American Petroleum Institute Report on Offshore Permitting Shows Industry Has Head in the Sand

Media Contacts
John Rumpler

Clean Water Director and Senior Attorney, Environment America

Environment America

Washington, D.C. — Today, the American Petroleum Institute released a report examining the economic impact of a one or two year delay in opening new offshore drilling fields, which they say could result if the President’s Oil Spill Commission’s recommendations are adopted by Congress. Mike Gravitz, Oceans Advocate for Environment America, released the following statement:

“Fighting proposals to reduce the risks of offshore oil drilling with doomsday scenarios and exaggerated impacts shows the industry’s same complacency and smugness that helped cause the largest environmental disaster this country has ever had. 

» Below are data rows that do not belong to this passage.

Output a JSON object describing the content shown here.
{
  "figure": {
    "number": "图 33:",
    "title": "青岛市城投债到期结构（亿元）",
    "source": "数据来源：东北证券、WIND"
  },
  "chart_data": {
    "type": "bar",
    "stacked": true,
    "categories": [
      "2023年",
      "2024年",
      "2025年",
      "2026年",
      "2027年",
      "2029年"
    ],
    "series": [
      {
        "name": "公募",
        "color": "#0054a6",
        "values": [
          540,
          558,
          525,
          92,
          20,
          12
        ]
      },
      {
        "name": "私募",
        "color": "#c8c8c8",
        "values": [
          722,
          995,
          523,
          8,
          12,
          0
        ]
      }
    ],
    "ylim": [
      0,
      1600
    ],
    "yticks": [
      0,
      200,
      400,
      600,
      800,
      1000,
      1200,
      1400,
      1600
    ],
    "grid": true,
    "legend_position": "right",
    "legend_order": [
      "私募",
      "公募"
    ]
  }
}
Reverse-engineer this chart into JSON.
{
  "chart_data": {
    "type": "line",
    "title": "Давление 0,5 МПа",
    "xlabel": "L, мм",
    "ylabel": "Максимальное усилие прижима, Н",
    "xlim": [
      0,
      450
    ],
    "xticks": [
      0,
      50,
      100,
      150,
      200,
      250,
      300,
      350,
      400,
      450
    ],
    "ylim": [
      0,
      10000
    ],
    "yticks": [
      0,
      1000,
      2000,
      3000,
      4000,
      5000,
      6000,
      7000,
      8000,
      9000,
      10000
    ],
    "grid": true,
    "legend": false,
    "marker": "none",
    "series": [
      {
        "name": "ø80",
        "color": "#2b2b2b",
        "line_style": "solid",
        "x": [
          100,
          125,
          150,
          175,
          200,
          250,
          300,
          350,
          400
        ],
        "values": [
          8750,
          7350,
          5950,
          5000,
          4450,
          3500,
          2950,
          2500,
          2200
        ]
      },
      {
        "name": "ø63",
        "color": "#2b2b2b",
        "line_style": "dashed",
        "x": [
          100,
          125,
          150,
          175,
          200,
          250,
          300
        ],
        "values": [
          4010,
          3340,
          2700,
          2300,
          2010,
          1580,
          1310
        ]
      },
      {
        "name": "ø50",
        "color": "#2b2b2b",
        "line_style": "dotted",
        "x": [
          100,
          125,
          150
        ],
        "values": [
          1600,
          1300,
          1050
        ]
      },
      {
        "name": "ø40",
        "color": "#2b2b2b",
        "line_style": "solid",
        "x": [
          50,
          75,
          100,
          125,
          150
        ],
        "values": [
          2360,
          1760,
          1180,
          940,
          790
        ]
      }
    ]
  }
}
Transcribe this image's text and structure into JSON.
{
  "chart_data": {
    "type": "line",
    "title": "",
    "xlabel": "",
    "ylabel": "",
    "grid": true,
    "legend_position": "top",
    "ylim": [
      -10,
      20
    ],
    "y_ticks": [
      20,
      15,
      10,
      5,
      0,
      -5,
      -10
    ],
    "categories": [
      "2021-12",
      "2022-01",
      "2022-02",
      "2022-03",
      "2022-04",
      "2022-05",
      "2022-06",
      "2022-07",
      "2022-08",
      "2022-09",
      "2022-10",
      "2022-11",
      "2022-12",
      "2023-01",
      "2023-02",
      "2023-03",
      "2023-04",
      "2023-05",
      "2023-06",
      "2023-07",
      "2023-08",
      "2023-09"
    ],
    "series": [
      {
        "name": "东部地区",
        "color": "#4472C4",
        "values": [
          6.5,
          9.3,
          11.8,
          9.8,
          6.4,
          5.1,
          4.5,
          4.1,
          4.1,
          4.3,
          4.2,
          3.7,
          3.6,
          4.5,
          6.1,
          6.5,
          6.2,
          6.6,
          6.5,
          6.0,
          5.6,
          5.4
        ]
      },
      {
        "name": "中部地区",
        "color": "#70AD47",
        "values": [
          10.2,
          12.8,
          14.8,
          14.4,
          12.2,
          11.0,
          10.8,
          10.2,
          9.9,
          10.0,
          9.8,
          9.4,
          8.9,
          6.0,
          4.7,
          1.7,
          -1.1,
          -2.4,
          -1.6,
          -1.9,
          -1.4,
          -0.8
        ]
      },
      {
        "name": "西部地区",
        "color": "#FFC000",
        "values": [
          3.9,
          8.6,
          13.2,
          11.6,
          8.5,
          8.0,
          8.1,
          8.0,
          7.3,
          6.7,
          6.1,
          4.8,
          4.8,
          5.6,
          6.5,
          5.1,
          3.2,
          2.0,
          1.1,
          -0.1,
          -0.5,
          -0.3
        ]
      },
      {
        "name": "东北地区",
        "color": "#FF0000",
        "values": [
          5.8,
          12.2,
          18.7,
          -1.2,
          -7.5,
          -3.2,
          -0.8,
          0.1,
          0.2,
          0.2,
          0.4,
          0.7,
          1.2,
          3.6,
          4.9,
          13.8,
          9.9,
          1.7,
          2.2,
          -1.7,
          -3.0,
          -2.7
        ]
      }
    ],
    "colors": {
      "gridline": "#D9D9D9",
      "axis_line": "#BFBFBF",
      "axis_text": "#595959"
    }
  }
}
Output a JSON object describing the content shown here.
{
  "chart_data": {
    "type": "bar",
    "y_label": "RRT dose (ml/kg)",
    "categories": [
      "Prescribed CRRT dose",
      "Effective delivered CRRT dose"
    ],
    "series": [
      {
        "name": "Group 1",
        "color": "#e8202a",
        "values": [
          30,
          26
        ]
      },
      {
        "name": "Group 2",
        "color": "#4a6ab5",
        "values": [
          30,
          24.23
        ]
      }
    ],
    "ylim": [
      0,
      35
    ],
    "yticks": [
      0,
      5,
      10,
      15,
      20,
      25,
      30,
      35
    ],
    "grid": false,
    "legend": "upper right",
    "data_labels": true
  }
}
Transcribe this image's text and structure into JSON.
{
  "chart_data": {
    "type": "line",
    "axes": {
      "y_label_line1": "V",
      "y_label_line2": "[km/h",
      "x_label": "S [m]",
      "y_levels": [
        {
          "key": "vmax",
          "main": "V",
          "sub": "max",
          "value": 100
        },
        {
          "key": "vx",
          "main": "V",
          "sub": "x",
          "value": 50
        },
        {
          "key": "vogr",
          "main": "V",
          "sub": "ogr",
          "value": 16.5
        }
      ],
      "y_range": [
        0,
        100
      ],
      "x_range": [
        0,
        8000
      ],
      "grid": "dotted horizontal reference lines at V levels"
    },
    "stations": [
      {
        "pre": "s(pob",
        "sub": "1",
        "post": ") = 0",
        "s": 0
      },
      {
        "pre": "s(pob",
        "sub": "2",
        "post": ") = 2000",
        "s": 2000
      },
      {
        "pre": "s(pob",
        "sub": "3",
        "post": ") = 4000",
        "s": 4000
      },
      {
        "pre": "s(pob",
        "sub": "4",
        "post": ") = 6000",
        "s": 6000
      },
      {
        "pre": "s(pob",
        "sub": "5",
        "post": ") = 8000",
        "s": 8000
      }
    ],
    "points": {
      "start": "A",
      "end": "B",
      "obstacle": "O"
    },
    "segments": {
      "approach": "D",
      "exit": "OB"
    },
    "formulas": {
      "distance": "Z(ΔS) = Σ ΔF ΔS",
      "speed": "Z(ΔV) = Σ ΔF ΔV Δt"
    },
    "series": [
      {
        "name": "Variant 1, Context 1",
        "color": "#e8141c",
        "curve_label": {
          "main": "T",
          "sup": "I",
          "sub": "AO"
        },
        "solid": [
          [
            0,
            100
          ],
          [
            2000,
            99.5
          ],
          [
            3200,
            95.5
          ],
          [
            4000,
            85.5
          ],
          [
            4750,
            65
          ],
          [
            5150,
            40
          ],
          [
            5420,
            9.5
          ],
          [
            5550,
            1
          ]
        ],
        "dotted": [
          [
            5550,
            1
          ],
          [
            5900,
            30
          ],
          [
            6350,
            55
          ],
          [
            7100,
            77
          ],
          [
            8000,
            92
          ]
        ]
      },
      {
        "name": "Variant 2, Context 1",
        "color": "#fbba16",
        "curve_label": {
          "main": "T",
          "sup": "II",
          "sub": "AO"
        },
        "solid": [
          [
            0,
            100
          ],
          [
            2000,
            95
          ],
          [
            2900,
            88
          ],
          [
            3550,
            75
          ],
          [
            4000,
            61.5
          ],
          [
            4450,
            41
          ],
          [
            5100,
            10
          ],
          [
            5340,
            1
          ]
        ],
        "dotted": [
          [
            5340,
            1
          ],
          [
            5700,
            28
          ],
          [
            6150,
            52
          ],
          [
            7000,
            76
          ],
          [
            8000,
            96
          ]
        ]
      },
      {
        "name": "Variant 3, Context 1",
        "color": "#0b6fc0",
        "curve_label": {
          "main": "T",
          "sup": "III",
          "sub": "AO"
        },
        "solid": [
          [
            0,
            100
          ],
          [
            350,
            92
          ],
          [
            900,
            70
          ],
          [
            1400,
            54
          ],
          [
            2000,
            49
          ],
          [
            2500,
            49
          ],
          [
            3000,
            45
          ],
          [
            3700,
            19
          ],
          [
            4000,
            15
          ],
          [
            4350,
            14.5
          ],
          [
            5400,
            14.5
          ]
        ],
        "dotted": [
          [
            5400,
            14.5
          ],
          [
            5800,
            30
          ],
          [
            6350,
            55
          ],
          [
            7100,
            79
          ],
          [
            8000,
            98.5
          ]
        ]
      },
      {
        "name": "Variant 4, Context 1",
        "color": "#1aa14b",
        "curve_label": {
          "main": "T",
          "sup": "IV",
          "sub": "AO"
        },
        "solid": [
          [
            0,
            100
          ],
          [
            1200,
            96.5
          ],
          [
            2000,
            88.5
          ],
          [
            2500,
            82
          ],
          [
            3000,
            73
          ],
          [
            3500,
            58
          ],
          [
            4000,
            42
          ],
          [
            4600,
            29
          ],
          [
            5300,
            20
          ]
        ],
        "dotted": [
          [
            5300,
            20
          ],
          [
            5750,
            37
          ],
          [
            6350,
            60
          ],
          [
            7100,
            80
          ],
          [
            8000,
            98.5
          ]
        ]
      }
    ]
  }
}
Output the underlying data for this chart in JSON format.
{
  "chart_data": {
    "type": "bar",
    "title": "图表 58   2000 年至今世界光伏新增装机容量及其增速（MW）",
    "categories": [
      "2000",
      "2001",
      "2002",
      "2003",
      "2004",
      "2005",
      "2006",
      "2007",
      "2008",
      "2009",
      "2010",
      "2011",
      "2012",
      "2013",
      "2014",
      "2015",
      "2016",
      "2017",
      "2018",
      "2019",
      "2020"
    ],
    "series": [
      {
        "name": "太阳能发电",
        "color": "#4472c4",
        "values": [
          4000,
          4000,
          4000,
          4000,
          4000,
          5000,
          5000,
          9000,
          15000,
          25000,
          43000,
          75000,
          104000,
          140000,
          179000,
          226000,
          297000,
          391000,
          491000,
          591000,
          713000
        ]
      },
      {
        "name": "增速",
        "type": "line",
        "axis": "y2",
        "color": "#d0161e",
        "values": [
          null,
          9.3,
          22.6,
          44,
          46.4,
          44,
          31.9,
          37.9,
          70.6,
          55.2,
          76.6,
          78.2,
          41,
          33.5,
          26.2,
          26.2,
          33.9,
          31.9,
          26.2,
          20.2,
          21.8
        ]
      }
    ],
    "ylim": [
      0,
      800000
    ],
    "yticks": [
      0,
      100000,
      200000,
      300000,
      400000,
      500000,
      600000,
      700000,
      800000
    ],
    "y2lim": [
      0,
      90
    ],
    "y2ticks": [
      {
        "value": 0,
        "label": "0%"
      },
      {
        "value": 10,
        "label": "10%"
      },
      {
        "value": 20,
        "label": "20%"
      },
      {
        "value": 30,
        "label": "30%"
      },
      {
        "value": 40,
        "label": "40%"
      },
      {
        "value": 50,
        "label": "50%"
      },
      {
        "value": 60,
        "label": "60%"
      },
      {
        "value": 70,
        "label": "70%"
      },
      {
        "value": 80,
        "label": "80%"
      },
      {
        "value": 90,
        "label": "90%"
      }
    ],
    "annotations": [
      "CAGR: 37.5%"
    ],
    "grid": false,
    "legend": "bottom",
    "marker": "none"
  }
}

“The Oil Spill Commission and its Co-Chairs Graham and Reilly are doing everything in their power to reduce the chances of another oil spill catastrophe. It is appalling that the industry would delay or resist implementing these sensible recommendations.

“The truth  is that coastal tourism and fishing dependent on clean oceans and beaches generate more than $200 billion annually and provide 4.1 million jobs in states now taken off the table for expanded offshore drilling, according to Too Much at Stake: Don’t Gamble with our Coasts, a report by Environment America and the Sierra Club.  Those jobs and economic activity are threatened by offshore drilling. 

“Protecting our treasured oceans and beaches should be a top priority and the risk drilling poses to our coasts is just too great to do Big Oil’s bidding.”